What Is DeFi and How Does It Work?
Decentralised finance recreates lending, trading, and saving using smart contracts instead of banks. Here is how it works — and the risks you need to weigh.
DeFi, short for decentralised finance, is a set of financial services — lending, borrowing, trading, and saving — that run on public blockchains through smart contracts instead of banks or brokers. Rather than trusting a company to hold your money and settle transactions, you interact directly with open-source code, keeping custody of your assets in your own wallet the whole time. That openness is DeFi's biggest strength and, when the code fails, its biggest risk.
How is DeFi different from traditional finance?
In traditional finance, an intermediary sits between you and the service: a bank holds your deposit, an exchange matches your trades, a broker approves your account. In DeFi, those intermediaries are replaced by smart contracts — programs that execute automatically when conditions are met. Anyone with a wallet can use them, they run around the clock, and the rules are visible on-chain. There is no branch to call, no account manager, and usually no way to reverse a transaction once it is confirmed.
What are the main building blocks of DeFi?
Most DeFi activity falls into a handful of categories that stack together like Lego bricks. Understanding these makes the wider ecosystem far easier to read.
- Decentralised exchanges (DEXs) let you swap tokens directly from your wallet using liquidity pools instead of an order book.
- Lending protocols let you deposit assets to earn interest or borrow against collateral you post.
- Stablecoins provide a price-stable unit of account so users can move value without constant volatility.
- Liquidity provision and yield farming reward users who supply capital to pools, though returns vary and are never guaranteed.
- Bridges and restaking move assets and security between networks, expanding what is possible but adding new points of failure.
How do you actually use a DeFi app?
You start with a self-custody wallet, fund it with crypto (often on Ethereum or a layer-2 network to keep fees low), and then connect it to an app.

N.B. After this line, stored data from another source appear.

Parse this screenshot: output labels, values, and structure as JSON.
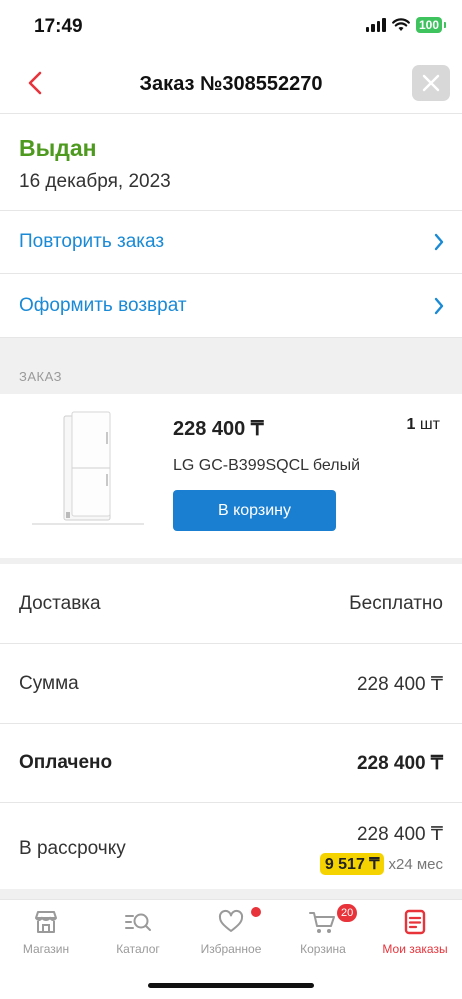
{
  "status_bar": {
    "time": "17:49",
    "battery": "100"
  },
  "header": {
    "title": "Заказ №308552270"
  },
  "order": {
    "status": "Выдан",
    "date": "16 декабря, 2023"
  },
  "actions": {
    "repeat": "Повторить заказ",
    "return": "Оформить возврат"
  },
  "section": {
    "label": "ЗАКАЗ"
  },
  "product": {
    "price": "228 400 ₸",
    "qty_number": "1",
    "qty_unit": "шт",
    "name": "LG GC-B399SQCL белый",
    "cart_button": "В корзину"
  },
  "summary": {
    "delivery_label": "Доставка",
    "delivery_value": "Бесплатно",
    "sum_label": "Сумма",
    "sum_value": "228 400 ₸",
    "paid_label": "Оплачено",
    "paid_value": "228 400 ₸",
    "installment_label": "В рассрочку",
    "installment_value": "228 400 ₸",
    "monthly_payment": "9 517 ₸",
    "monthly_term": "x24 мес"
  },
  "tabbar": {
    "items": [
      {
        "label": "Магазин",
        "icon": "store-icon"
      },
      {
        "label": "Каталог",
        "icon": "catalog-search-icon"
      },
      {
        "label": "Избранное",
        "icon": "heart-icon"
      },
      {
        "label": "Корзина",
        "icon": "cart-icon",
        "badge": "20"
      },
      {
        "label": "Мои заказы",
        "icon": "orders-icon"
      }
    ]
  },
  "colors": {
    "accent_red": "#e8333a",
    "link_blue": "#1a8ad6",
    "status_green": "#4e9a1f",
    "button_blue": "#1a7fd0",
    "installment_yellow": "#f5d300"
  }
}
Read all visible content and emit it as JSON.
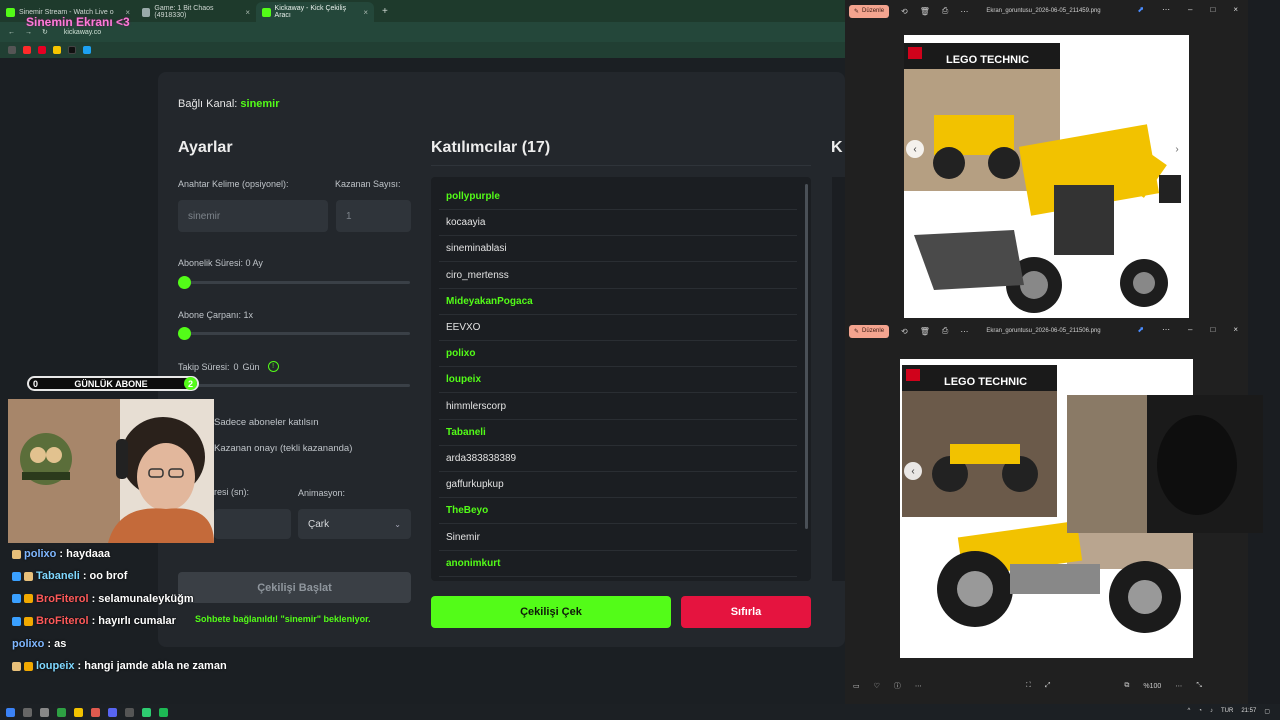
{
  "browser": {
    "tabs": [
      {
        "label": "Sinemir Stream - Watch Live o",
        "active": false
      },
      {
        "label": "Game: 1 Bit Chaos (4918330)",
        "active": false
      },
      {
        "label": "Kickaway - Kick Çekiliş Aracı",
        "active": true
      }
    ],
    "url": "kickaway.co",
    "overlay_title": "Sinemin Ekranı <3"
  },
  "app": {
    "channel_label": "Bağlı Kanal:",
    "channel_name": "sinemir",
    "settings": {
      "title": "Ayarlar",
      "keyword_label": "Anahtar Kelime (opsiyonel):",
      "keyword_placeholder": "sinemir",
      "winners_label": "Kazanan Sayısı:",
      "winners_placeholder": "1",
      "sub_duration_label": "Abonelik Süresi: 0 Ay",
      "sub_multiplier_label": "Abone Çarpanı: 1x",
      "follow_label": "Takip Süresi:",
      "follow_value": "0",
      "follow_unit": "Gün",
      "subs_only_label": "Sadece aboneler katılsın",
      "winner_approval_label": "Kazanan onayı (tekli kazananda)",
      "duration_label": "resi (sn):",
      "animation_label": "Animasyon:",
      "animation_value": "Çark",
      "start_button": "Çekilişi Başlat",
      "status_message": "Sohbete bağlanıldı! \"sinemir\" bekleniyor."
    },
    "participants": {
      "title": "Katılımcılar (17)",
      "items": [
        {
          "name": "pollypurple",
          "sub": true
        },
        {
          "name": "kocaayia",
          "sub": false
        },
        {
          "name": "sineminablasi",
          "sub": false
        },
        {
          "name": "ciro_mertenss",
          "sub": false
        },
        {
          "name": "MideyakanPogaca",
          "sub": true
        },
        {
          "name": "EEVXO",
          "sub": false
        },
        {
          "name": "polixo",
          "sub": true
        },
        {
          "name": "loupeix",
          "sub": true
        },
        {
          "name": "himmlerscorp",
          "sub": false
        },
        {
          "name": "Tabaneli",
          "sub": true
        },
        {
          "name": "arda383838389",
          "sub": false
        },
        {
          "name": "gaffurkupkup",
          "sub": false
        },
        {
          "name": "TheBeyo",
          "sub": true
        },
        {
          "name": "Sinemir",
          "sub": false
        },
        {
          "name": "anonimkurt",
          "sub": true
        }
      ],
      "draw_button": "Çekilişi Çek",
      "reset_button": "Sıfırla"
    },
    "third_column_title": "K"
  },
  "overlay": {
    "sub_goal": {
      "left": "0",
      "label": "GÜNLÜK ABONE",
      "right": "2"
    },
    "chat": [
      {
        "user": "polixo",
        "user_color": "#7fb7ff",
        "message": ": haydaaa"
      },
      {
        "user": "Tabaneli",
        "user_color": "#7fd8ff",
        "message": ": oo brof"
      },
      {
        "user": "BroFiterol",
        "user_color": "#ff5a5a",
        "message": ": selamunaleyküğm"
      },
      {
        "user": "BroFiterol",
        "user_color": "#ff5a5a",
        "message": ": hayırlı cumalar"
      },
      {
        "user": "polixo",
        "user_color": "#7fb7ff",
        "message": ": as"
      },
      {
        "user": "loupeix",
        "user_color": "#7fd8ff",
        "message": ": hangi jamde abla ne zaman"
      }
    ]
  },
  "viewers": [
    {
      "edit_label": "Düzenle",
      "filename": "Ekran_goruntusu_2026-06-05_211459.png",
      "product": "LEGO TECHNIC"
    },
    {
      "edit_label": "Düzenle",
      "filename": "Ekran_goruntusu_2026-06-05_211506.png",
      "product": "LEGO TECHNIC"
    }
  ],
  "viewer_bottom": {
    "zoom": "%100"
  },
  "taskbar": {
    "lang": "TUR",
    "time": "21:57"
  },
  "colors": {
    "kick_green": "#53fc18",
    "reset_red": "#e5143f",
    "panel": "#23272c"
  }
}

From there you might swap one token for another, deposit into a lending market, or add liquidity to a pool. Every action requires you to approve a transaction and pay a network gas fee. Because you sign each step yourself, you should read what you are approving — a malicious contract can request permission to move far more than you intend.
How do people earn yield in DeFi?
Yield comes from real economic activity: borrowers pay interest to lenders, traders pay fees to liquidity providers, and some protocols distribute their own tokens as incentives. Headline rates can look attractive, sometimes far above a savings account, but higher advertised yields usually signal higher risk. Token-incentive rewards can also fall sharply once early emissions dry up, so a 20% rate today may be a fraction of that next month.
What are the risks of DeFi?
DeFi removes the middleman, but it also removes the safety net. Smart-contract bugs can be exploited to drain funds, and there is rarely any compensation. Other hazards include impermanent loss for liquidity providers, oracle manipulation, governance attacks, and outright scams dressed up as protocols. Because you hold your own keys, a single mistaken approval or phishing signature can empty your wallet. Stick to audited, established protocols, start with small amounts, and never deposit money you cannot afford to lose.
Is DeFi safe for beginners?
DeFi is accessible to anyone, but 'accessible' is not the same as 'safe'. Newcomers are best served by learning the mechanics with small sums, using well-known protocols, and treating eye-catching yields with suspicion. If you are still setting up self-custody, our self-custody guide and our best DeFi wallets ranking are sensible starting points before you connect to any app.
Frequently asked
Do I need Ethereum to use DeFi?
Not exclusively. Ethereum hosts the most DeFi activity, but many protocols run on layer-2 networks and other blockchains with lower fees. You will need that network's native token to pay gas.
Can I lose money in DeFi even without trading?
Yes. Smart-contract exploits, failed protocols, and impermanent loss can all reduce your balance even if you simply deposit funds. There is usually no insurance to recover losses.
Is DeFi regulated?
Regulation is uneven and evolving. Some jurisdictions are drafting rules, but many DeFi protocols operate without oversight, which means fewer protections if something goes wrong.
What is the difference between DeFi and a crypto exchange?
A centralised exchange holds your funds and matches trades for you. A DeFi app lets you trade or lend directly from your own wallet using smart contracts, so you keep custody but also carry more responsibility.